À l’issue de l’opération dont le déroulement a été très satisfaisant, la septuagénaire est restée plusieurs jours en réanimation. Après un séjour d’un mois à l’hôpital, elle est aujourd’hui en maison de convalescence et fait depuis l’objet d’un suivi par l’équipe de greffe. Elle prend un immunosuppresseur pour l’aider à tolérer ce foie qui n’est pas le sien. Alors que les greffes de foie sont assez fréquentes, cette intervention a été exceptionnelle par son déroulement et son aboutissement inespéré : « Il est rare, ajoute le Dr Duffas, de parvenir à sauver ce type de patient, du fait de la difficulté de disposer très rapidement d’un greffon. Cette réussite est le fruit de la pluridisciplinarité et de la disponibilité des personnels d’astreinte et de ceux qui sont intervenus au pied levé en plein week-end. »
«L’intervention a été rendue possible grâce au travail de coordination effectué par l’Agence de la biomédecine qui gère au plan national le don d’organes». souligne l’équipe
Témoignage du fils de la patiente
Marc, le fils de la septuagénaire, se félicite d’avoir choisi il y a un an d’habiter près du domicile de sa mère. Cette proximité lui a permis d’observer la dégradation rapide de l’état de santé de celle-ci et d’alerter un médecin généraliste. « Au début, se souvient-il, on a cru à une grippe. Mais quand on a vu qu’elle vomissait, puis se déshydratait, on a compris que c’était grave, sans savoir que cela pouvait provenir des champignons. Le médecin l’a envoyée aux urgences à Purpan où elle a été stabilisée. Puis elle a été transférée à Rangueil. On ne pensait pas que c’était si préoccupant, mais on a compris lorsque l’on nous a dit qu’elle était victime d’un empoisonnement, puis qu’elle avait besoin d’une greffe du foie. Quand le médecin nous a confié que sans cela elle ne passerait pas le week-end, on a été plongé dans le désespoir. On a eu beaucoup de chance de trouver un greffon dans de telles conditions. Les chirurgiens ont fait un super travail. C’est un vrai miracle. Ma mère connaît une seconde vie. Elle est très heureuse de s’en être sortie. Et moi, je suis heureux pour moi et pour elle, car je n’ai qu’elle. »

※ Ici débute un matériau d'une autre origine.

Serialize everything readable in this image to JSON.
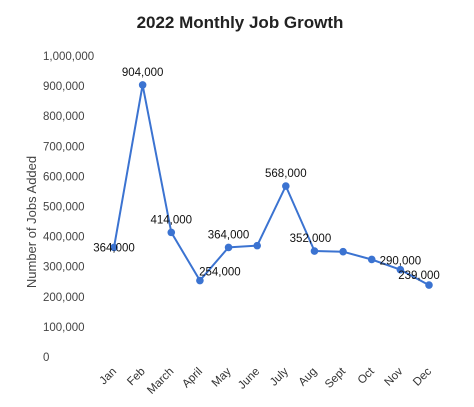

La greffe de foie en chiffres
 En France, 1 374 greffes du foie ont été réalisées en 2017. Les malades greffés en urgence pour des maladies aiguës du foie (hépatites fulminantes) représentent 4 % des malades adultes inscrits sur liste d’attente et 27 % des malades de moins de 18 ans. Les maladies du foie aiguës à l’origine de ces greffes sont représentées majoritairement par : des non-reprises de fonction du greffon lors d’une première transplantation ; des intoxications médicamenteuses et des intoxications fungiques. Ces malades accèdent à une liste d’attente spécifique dite de « super-urgence ». Cela leur permet d’avoir un greffon rapidement. Cependant, dans ces états graves chaque heure qui passe est importante, puisque le taux de décès sur liste d’attente dans cette situation d’un greffon hépatique est estimé à 13 %. La survie de ces malades à long terme, à 10 ans, est bonne (64 %). Elle est directement dépendante de l’état de gravité au moment de la transplantation qui lui dépend de la rapidité à obtenir un greffon.